To validate the results obtained in our study, we compared the current Salinity: ? 18 Osw ratio found by this study along with the primary data of Pierre and Ostlund, and the equation used by Toledo et al. (2007), which estimates the sea surface salinity based on the oxygen isotope composition of Globigerinoides ruber (white) adultspace. All of these works are based on data from the upper Southwest Atlantic Ocean (<250 m). Toledo et al. (2007) used an equation obtained from previous data available from NASA/GISS (also using data from Pierre et al. (1991) and Ostlund et al. (1987), among others), converted from PBD (Pee Dee Belemnite) to V-SMOW using the -0.27 factor ( Hut HUT G. 1987. Consultants Group Meeting on Stable Isotopes Reference Samples for geochemical and hydrological investigations. Report to Director General. International Atomic Energy Agency, Vienna, 42 p. 1987):
So it fusion line keeps a slope really close to the Meteoric Water line (MWL:?=8) (Craig 1961), and this signifies an average relationship between hydrogen and you may oxygen isotope rates in pure oceans
In order to compare our ? 18 Osw and T-S data in the regional context with literature, ? 18 Osw data available in the NASA/GISS Global Seawater Oxygen-18 Database (Schmidt et al. 1999) from the South Atlantic Ocean (Pierre et al. 1991, Ostlund et al. 1987) were used. As explained in the introduction, the study by Pierre et al. (1991) was conducted in a narrow area between 21.9°S and 26.5°S latitude during the austral Summer, from pling from surface to
2000) close 21°S while the leftover analysis off surface products merely over the GEOSECS point (Fig. 1). Afterwards, such functions might be called due to the fact Pierre and Ostlund, correspondingly.
Although recent isotopic data on the southeast Brazilian coast have been published by Venancio et al. (2014), this dataset is not comparable because it refers to a coastal upwelling area under the influence of different continental and internal processes. All ? 18 Osw, ?Dsw and salinity data presented here will be submitted to NASA/GISS to improve the coverage of isotopic data for the South Atlantic Ocean.
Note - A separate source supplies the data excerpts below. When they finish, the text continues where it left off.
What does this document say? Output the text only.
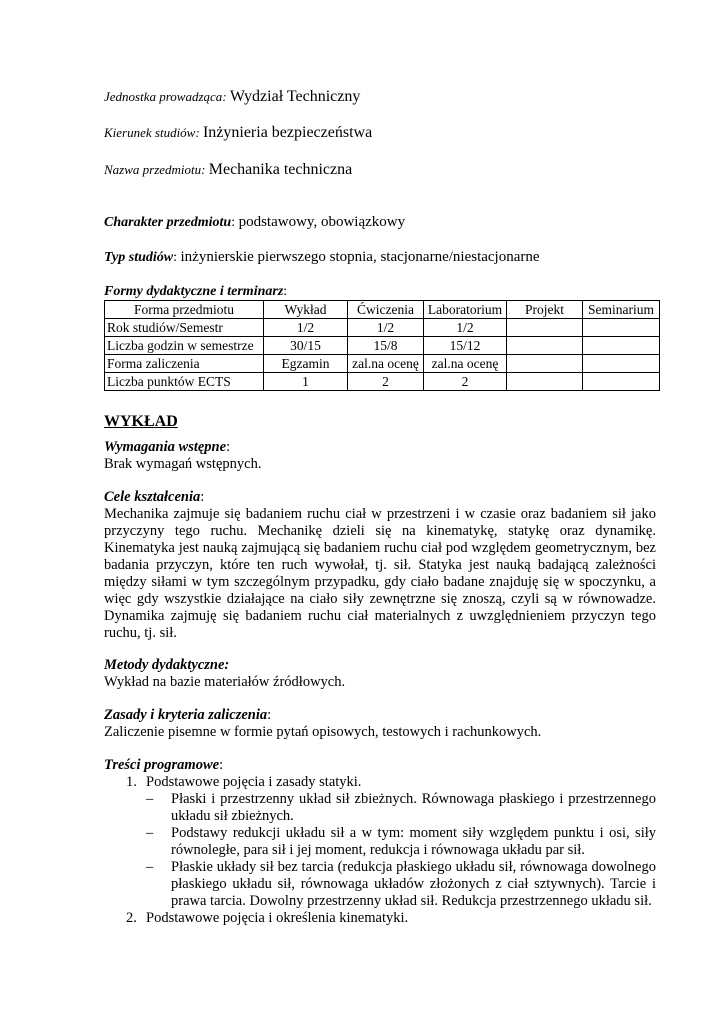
Jednostka prowadząca: Wydział Techniczny
Kierunek studiów: Inżynieria bezpieczeństwa
Nazwa przedmiotu: Mechanika techniczna
Charakter przedmiotu: podstawowy, obowiązkowy
Typ studiów: inżynierskie pierwszego stopnia, stacjonarne/niestacjonarne
Formy dydaktyczne i terminarz:
Forma przedmiotu	Wykład	Ćwiczenia	Laboratorium	Projekt	Seminarium
Rok studiów/Semestr	1/2	1/2	1/2		
Liczba godzin w semestrze	30/15	15/8	15/12		
Forma zaliczenia	Egzamin	zal.na ocenę	zal.na ocenę		
Liczba punktów ECTS	1	2	2		
WYKŁAD
Wymagania wstępne:
Brak wymagań wstępnych.
Cele kształcenia:
Mechanika zajmuje się badaniem ruchu ciał w przestrzeni i w czasie oraz badaniem sił jako przyczyny tego ruchu. Mechanikę dzieli się na kinematykę, statykę oraz dynamikę. Kinematyka jest nauką zajmującą się badaniem ruchu ciał pod względem geometrycznym, bez badania przyczyn, które ten ruch wywołał, tj. sił. Statyka jest nauką badającą zależności między siłami w tym szczególnym przypadku, gdy ciało badane znajduję się w spoczynku, a więc gdy wszystkie działające na ciało siły zewnętrzne się znoszą, czyli są w równowadze. Dynamika zajmuję się badaniem ruchu ciał materialnych z uwzględnieniem przyczyn tego ruchu, tj. sił.
Metody dydaktyczne:
Wykład na bazie materiałów źródłowych.
Zasady i kryteria zaliczenia:
Zaliczenie pisemne w formie pytań opisowych, testowych i rachunkowych.
Treści programowe:
1. Podstawowe pojęcia i zasady statyki.
– Płaski i przestrzenny układ sił zbieżnych. Równowaga płaskiego i przestrzennego układu sił zbieżnych.
– Podstawy redukcji układu sił a w tym: moment siły względem punktu i osi, siły równoległe, para sił i jej moment, redukcja i równowaga układu par sił.
– Płaskie układy sił bez tarcia (redukcja płaskiego układu sił, równowaga dowolnego płaskiego układu sił, równowaga układów złożonych z ciał sztywnych). Tarcie i prawa tarcia. Dowolny przestrzenny układ sił. Redukcja przestrzennego układu sił.
2. Podstawowe pojęcia i określenia kinematyki.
Steady ISOTOPES Delivery And you may FRACTIONATION Activities
Hydrographic studies and you will isotopic values each take to was sumples was split up by water mass depending on the big sum gotten immediately following the brand new fusion triangle analyses. So it dataset is an excellent symbol of your own isotopic vertical shipments to 2000 m depth, and was well-distributed within liquids public (a total of 34 TW samples, 21 SACW trials, 18 AAIW samples and you will 20 NADW products, except for the 5 CW samples).
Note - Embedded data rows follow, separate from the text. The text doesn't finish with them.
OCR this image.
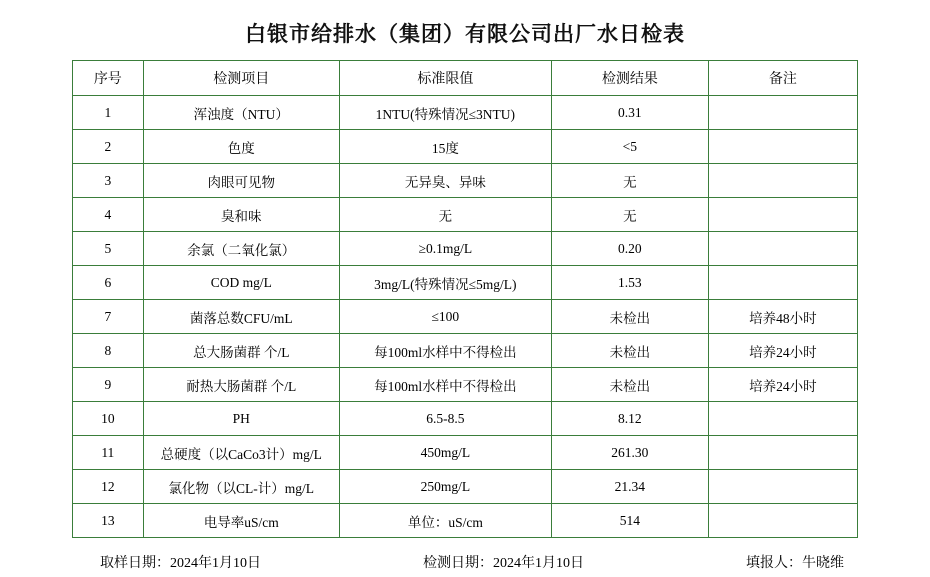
白银市给排水（集团）有限公司出厂水日检表
序号	检测项目	标准限值	检测结果	备注
1	浑浊度（NTU）	1NTU(特殊情况≤3NTU)	0.31	
2	色度	15度	<5	
3	肉眼可见物	无异臭、异味	无	
4	臭和味	无	无	
5	余氯（二氧化氯）	≥0.1mg/L	0.20	
6	COD mg/L	3mg/L(特殊情况≤5mg/L)	1.53	
7	菌落总数CFU/mL	≤100	未检出	培养48小时
8	总大肠菌群 个/L	每100ml水样中不得检出	未检出	培养24小时
9	耐热大肠菌群 个/L	每100ml水样中不得检出	未检出	培养24小时
10	PH	6.5-8.5	8.12	
11	总硬度（以CaCo3计）mg/L	450mg/L	261.30	
12	氯化物（以CL-计）mg/L	250mg/L	21.34	
13	电导率uS/cm	单位：uS/cm	514	
取样日期：2024年1月10日	检测日期：2024年1月10日	填报人：牛晓维
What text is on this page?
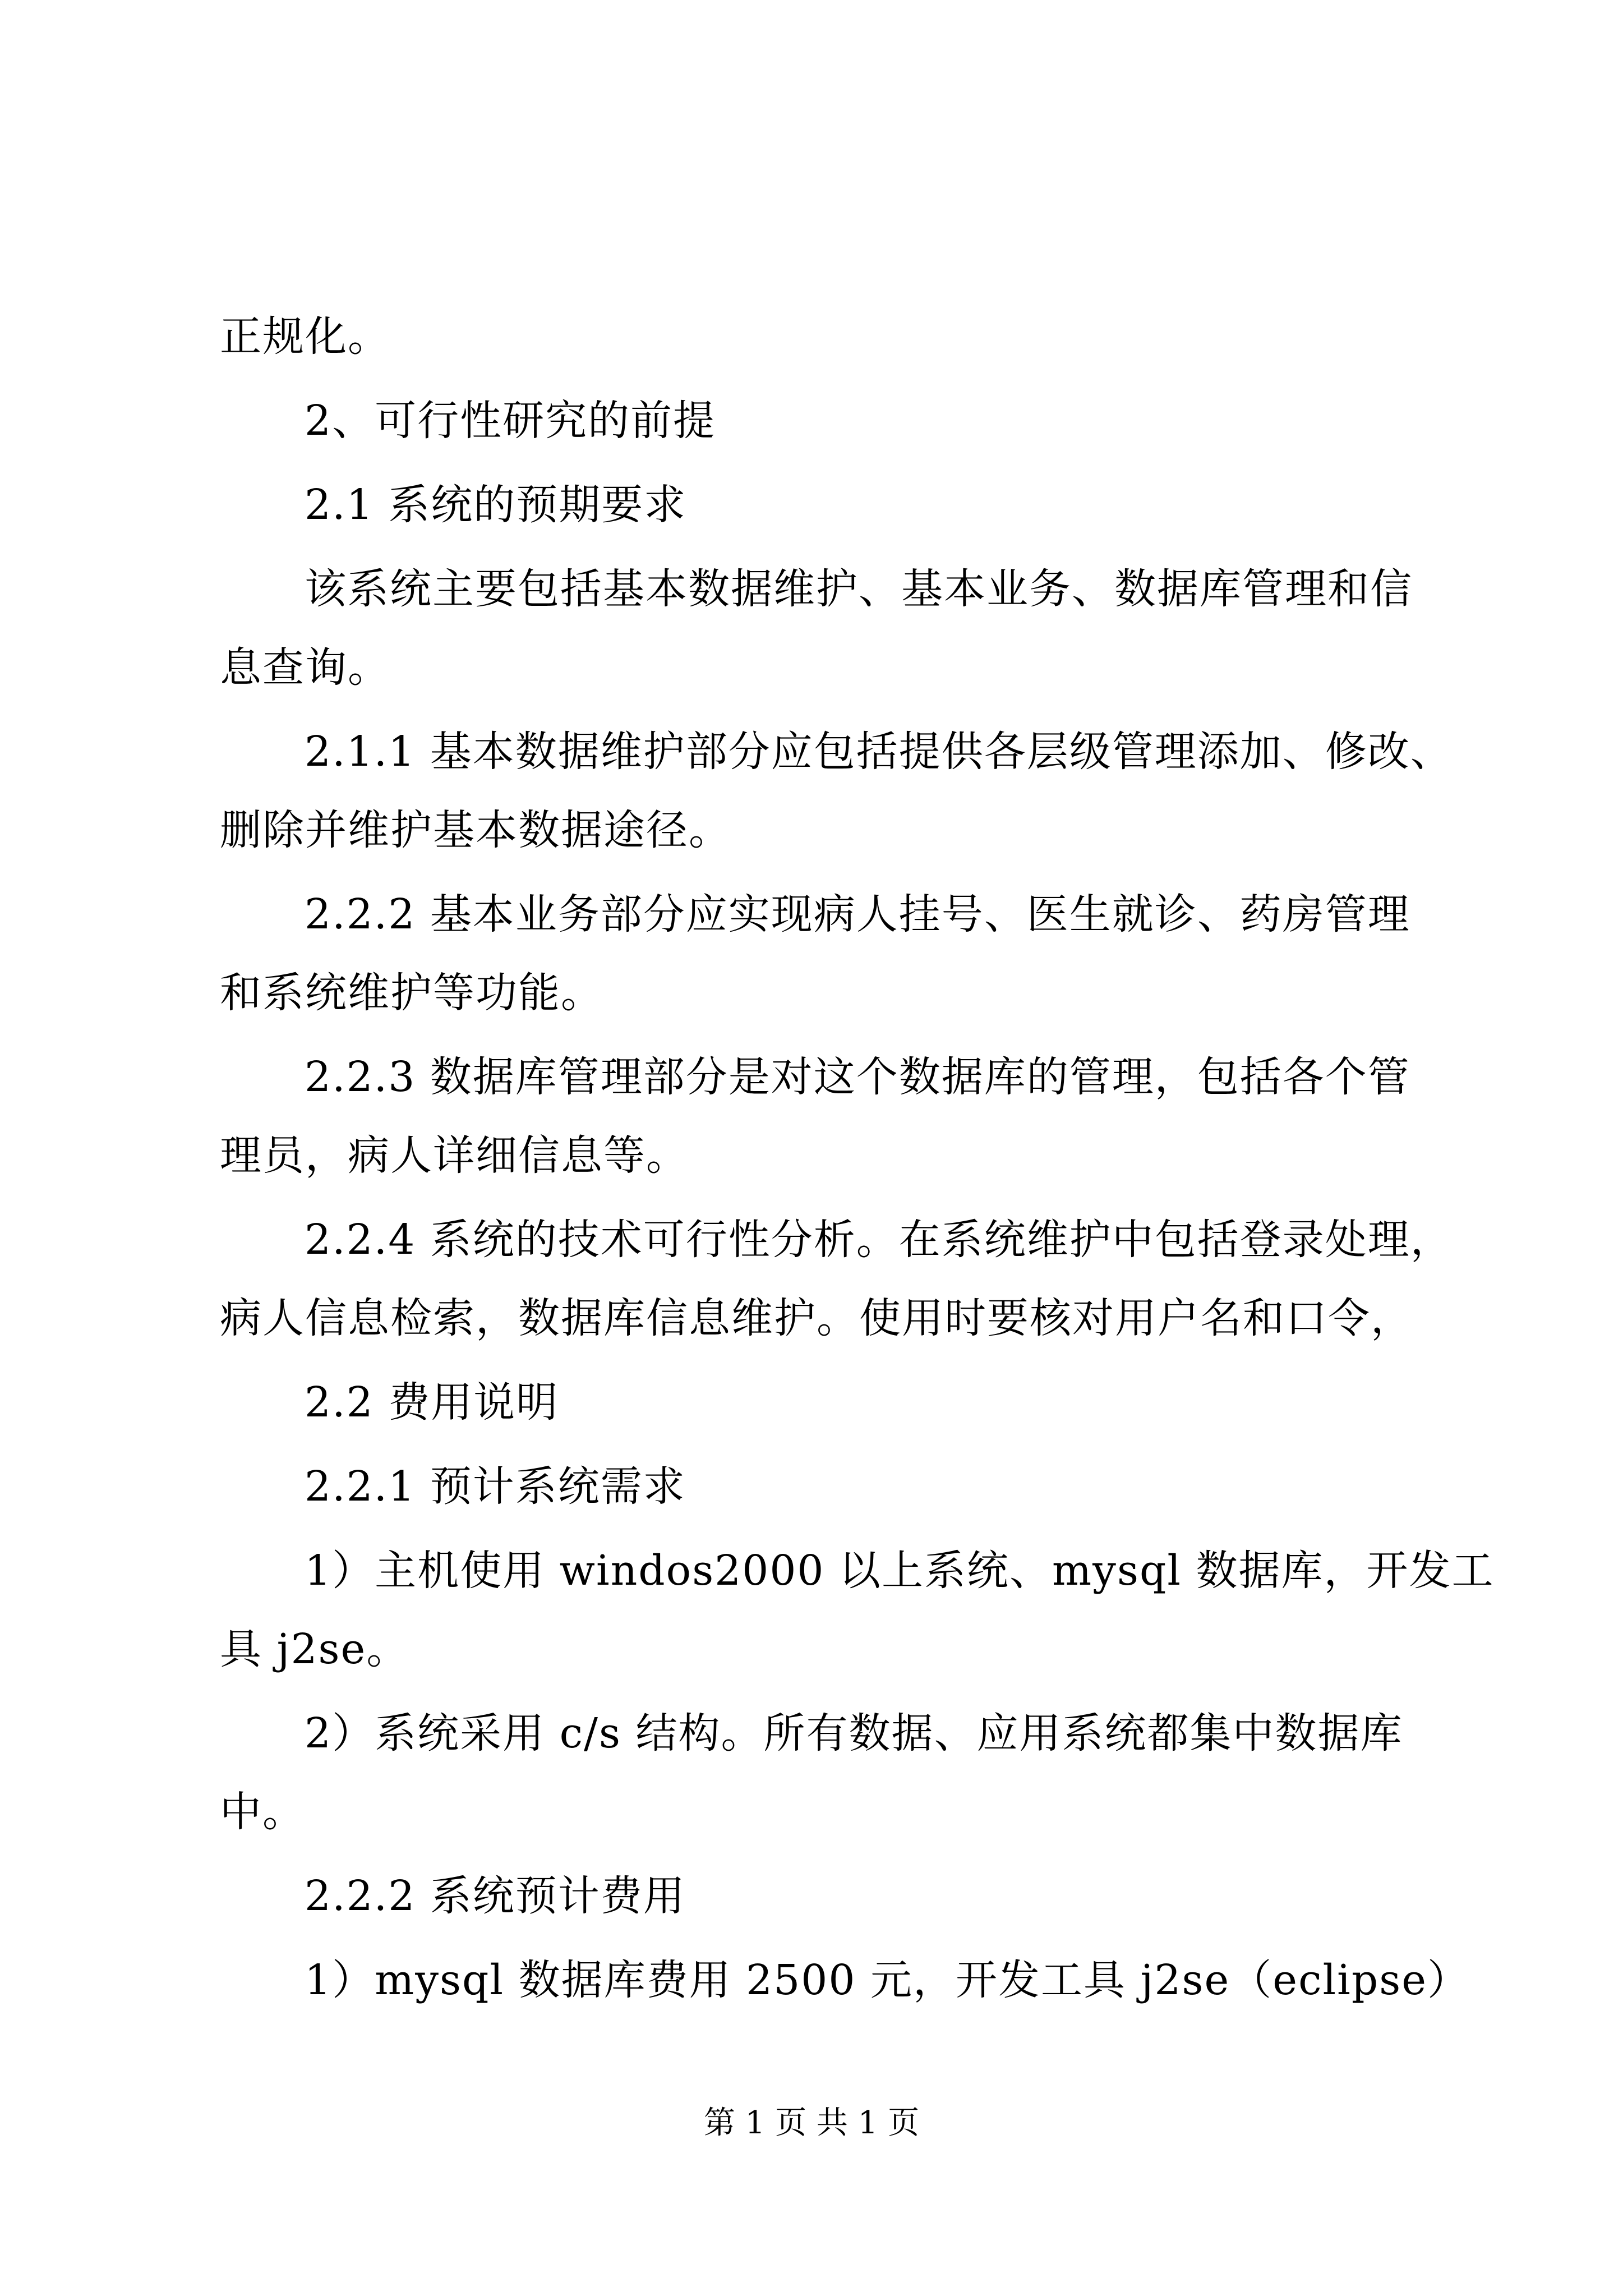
正规化。
2、可行性研究的前提
2.1 系统的预期要求
该系统主要包括基本数据维护、基本业务、数据库管理和信
息查询。
2.1.1 基本数据维护部分应包括提供各层级管理添加、修改、
删除并维护基本数据途径。
2.2.2 基本业务部分应实现病人挂号、医生就诊、药房管理
和系统维护等功能。
2.2.3 数据库管理部分是对这个数据库的管理，包括各个管
理员，病人详细信息等。
2.2.4 系统的技术可行性分析。在系统维护中包括登录处理，
病人信息检索，数据库信息维护。使用时要核对用户名和口令，
2.2 费用说明
2.2.1 预计系统需求
1）主机使用 windos2000 以上系统、mysql 数据库，开发工
具 j2se。
2）系统采用 c/s 结构。所有数据、应用系统都集中数据库
中。
2.2.2 系统预计费用
1）mysql 数据库费用 2500 元，开发工具 j2se（eclipse）
第 1 页 共 1 页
Following the well-established ?Dsw and ? 18 Osw linear relationship (Merlivat and Jouzel 1979), we found at the surface layer a moderate correlation (R?= 0.55, n=27), and at the intermediate and deeper layer, a stronger correlation (R?=0.94 and 0.81; n= 33 and 38, respectively). The ? 18 Osw:?Dsw relationship for the whole dataset is presented in Figure 2 with a strong linear correlation (R 2 =0.94, n=98), which indicates that all of the future considerations regarding the ? 18 Osw can be extrapolated to ?Dsw including the Salinity and ? 18 Osw relationship.
Because the slopes and intersection points for each of the layers were very similar (?=7.05, 7.02 and 6.91; b= -0.49, -0.67 and -1.4, respectively), we propose a mixing line gathering together the entire dataset (?Dsw= 7.62* ? 18 Osw – 1.18) ( Fig. 2).
Following the Salinity and ? 18 Osw relationship, the vertical ? 18 Osw profile has a similar pattern to salinity ( Fig. 3). The upper layer, corresponding to TW, is characterized by a maximum with values up to 1.34‰ and controlled mainly by the E-P balance (Craig and Gordon 1965). Along the SACW layer, there is a consistent depletion of this isotope from 1.13‰ at 180 m to 0.19‰ at 700 m. This behavior follows the temperature and salinity profile tendency in the thermocline. The ? 18 Osw minimum is associated with the positioning of AAIW, which is characterized by minimum salinity derived from the sea melt and high precipitation rates in the Antarctic Divergence region (Tomczak and Godfrey 2003), which reduces the levels of ? 18 Osw (up to -0.33‰). Below 1000 m depth, a slight increase of the ? 18 Osw and salinity levels associated with the NADW layer can be observed.